Perbatasan Rafah dan Jalur Gaza (Times of Israel)
19 Mei 2018 15:30 WIB Chelin Indra Sushmita Internasional Share :

Solopos.com, SOLO – Pemerintah Mesir mengumumkan bakal membuka perbatasan Rafah dengan Jalur Gaza selama bulan Ramadan. Selama ini, wilayah yang berbatasan langsung dengan Palestina ini biasanya ditutup dan hanya dibuka secara berkala. Pembukaan perbatasan pada Ramadan kali ini menjadi yang terpanjang selama beberapa tahun terakhir.

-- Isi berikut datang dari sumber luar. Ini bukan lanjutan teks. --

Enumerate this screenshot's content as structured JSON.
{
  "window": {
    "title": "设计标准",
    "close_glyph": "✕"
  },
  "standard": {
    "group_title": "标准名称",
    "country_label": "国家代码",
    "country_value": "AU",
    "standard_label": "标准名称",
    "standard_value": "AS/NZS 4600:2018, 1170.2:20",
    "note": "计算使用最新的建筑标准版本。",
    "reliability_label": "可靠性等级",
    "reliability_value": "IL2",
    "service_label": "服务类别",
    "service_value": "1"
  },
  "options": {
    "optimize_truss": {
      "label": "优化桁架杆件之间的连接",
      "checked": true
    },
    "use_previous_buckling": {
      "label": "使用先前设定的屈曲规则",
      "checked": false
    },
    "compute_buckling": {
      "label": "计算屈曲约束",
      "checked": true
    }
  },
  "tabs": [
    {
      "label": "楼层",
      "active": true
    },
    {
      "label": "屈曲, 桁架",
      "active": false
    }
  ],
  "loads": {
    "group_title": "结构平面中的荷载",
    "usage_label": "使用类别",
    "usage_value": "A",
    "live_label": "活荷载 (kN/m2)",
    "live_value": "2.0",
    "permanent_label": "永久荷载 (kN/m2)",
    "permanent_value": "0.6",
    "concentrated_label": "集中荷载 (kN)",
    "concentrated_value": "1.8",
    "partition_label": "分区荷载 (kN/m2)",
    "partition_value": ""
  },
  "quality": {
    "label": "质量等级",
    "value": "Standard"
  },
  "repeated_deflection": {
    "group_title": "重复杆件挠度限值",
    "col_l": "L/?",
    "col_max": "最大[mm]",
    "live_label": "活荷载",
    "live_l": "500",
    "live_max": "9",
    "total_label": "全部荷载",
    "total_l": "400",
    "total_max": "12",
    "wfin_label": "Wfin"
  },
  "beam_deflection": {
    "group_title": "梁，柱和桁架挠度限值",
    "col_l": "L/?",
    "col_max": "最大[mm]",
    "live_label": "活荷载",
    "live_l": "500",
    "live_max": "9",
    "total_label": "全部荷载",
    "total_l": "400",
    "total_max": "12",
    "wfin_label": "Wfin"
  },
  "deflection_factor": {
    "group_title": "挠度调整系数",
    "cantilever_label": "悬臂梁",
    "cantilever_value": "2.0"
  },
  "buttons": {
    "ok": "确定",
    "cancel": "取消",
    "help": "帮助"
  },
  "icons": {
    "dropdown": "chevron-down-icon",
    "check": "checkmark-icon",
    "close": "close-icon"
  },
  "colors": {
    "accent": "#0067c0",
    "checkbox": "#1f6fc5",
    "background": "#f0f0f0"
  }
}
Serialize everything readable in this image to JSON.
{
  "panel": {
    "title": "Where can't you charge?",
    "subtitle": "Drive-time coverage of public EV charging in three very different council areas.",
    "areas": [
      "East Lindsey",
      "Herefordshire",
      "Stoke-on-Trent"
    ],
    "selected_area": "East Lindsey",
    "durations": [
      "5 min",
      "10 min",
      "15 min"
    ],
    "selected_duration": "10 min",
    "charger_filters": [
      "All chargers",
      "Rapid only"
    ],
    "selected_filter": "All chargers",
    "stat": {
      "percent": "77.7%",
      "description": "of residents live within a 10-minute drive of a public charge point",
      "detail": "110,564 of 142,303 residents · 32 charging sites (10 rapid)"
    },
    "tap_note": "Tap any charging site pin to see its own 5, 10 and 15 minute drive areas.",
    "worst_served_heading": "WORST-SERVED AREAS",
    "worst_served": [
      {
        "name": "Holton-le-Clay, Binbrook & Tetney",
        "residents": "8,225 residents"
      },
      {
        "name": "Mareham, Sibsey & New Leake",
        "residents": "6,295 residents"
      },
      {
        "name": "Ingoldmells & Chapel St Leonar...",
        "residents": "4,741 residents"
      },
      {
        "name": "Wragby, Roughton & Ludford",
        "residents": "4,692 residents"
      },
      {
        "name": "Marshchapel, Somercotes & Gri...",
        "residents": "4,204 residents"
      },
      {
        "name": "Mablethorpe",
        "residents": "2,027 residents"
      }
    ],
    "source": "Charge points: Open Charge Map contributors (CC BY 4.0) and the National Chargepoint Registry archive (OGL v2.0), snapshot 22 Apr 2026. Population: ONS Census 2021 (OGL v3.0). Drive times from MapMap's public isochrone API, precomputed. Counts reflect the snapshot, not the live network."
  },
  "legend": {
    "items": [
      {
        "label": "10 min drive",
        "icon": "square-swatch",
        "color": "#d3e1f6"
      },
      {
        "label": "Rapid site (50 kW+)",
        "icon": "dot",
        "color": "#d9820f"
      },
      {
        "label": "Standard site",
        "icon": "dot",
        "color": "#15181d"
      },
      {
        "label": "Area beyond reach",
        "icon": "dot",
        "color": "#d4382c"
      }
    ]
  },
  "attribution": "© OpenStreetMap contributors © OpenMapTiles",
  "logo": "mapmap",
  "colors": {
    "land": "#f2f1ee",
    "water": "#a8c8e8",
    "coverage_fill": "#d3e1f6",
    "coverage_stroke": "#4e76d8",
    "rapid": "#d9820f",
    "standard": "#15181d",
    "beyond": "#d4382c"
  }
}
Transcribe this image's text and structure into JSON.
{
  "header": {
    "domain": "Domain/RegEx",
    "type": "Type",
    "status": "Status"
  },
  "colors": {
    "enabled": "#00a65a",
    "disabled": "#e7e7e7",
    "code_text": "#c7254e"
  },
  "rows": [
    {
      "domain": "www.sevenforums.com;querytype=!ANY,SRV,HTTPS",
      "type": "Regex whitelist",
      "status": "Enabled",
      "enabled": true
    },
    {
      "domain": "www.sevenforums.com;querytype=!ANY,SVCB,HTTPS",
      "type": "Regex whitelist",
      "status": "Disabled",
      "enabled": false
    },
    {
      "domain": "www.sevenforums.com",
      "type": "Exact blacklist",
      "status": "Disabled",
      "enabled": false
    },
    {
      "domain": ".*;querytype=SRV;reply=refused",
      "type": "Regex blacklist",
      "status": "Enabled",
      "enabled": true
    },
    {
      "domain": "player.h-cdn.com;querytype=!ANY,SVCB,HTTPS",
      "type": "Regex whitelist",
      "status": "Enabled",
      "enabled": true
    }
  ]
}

Presiden Mesir, Abdel Fattah Al Sisi, menyebutkan bahwa pembukaan perbatasan ini bakal meringankan beban warga Palestina yang tinggal di Jalur Gaza. "Saya telah menginstruksikan kepada badan-badan terkait untuk mengambil langkah yang diperlukan guna membuka penyeberangan perbatasan Rafah di sepanjang bulan Ramadan. Hal ini dilakukan guna meringankan beban warga Palestina di Jalur Gaza," kata Presiden Abdel Fattah Al Sisi seperti dikutip dari Middle East Monitor, Sabtu (19/5/2018).

Pada Jumat pekan lalu, pemerintah Mesir mengumumkan pembukaan perbatasan di Rafah selama empat hari. Namun, pada Kamis (17/5/2018), pemerintah Mesir menyatakan tetap membuka perbatasan tersebut selama Ramadan.

Perbatasan Rafah dengan Jalur Gaza hampir selalu ditutup sejak Abdel Fattah Al Sisi menggulingkan pendahulunya lewat kudeta militer pada Juli 2013. Perbatasan Rafah biasanya dibuka dalam waktu singkat dalam kondisi darurat.

Sebenarnya, ada tujuh pintu perbatasan yang berada di wilayah Jalu Gaza. Namun, enam pintu perbatasan itu dikuasasi oleh Israel. Sementara sisanya, yakni di Rafah dikendalikan oleh Mesir. Perbatasan Rafah merupakan satu-satunya pintu yang menghubungkan Gaza dengan dunia luar.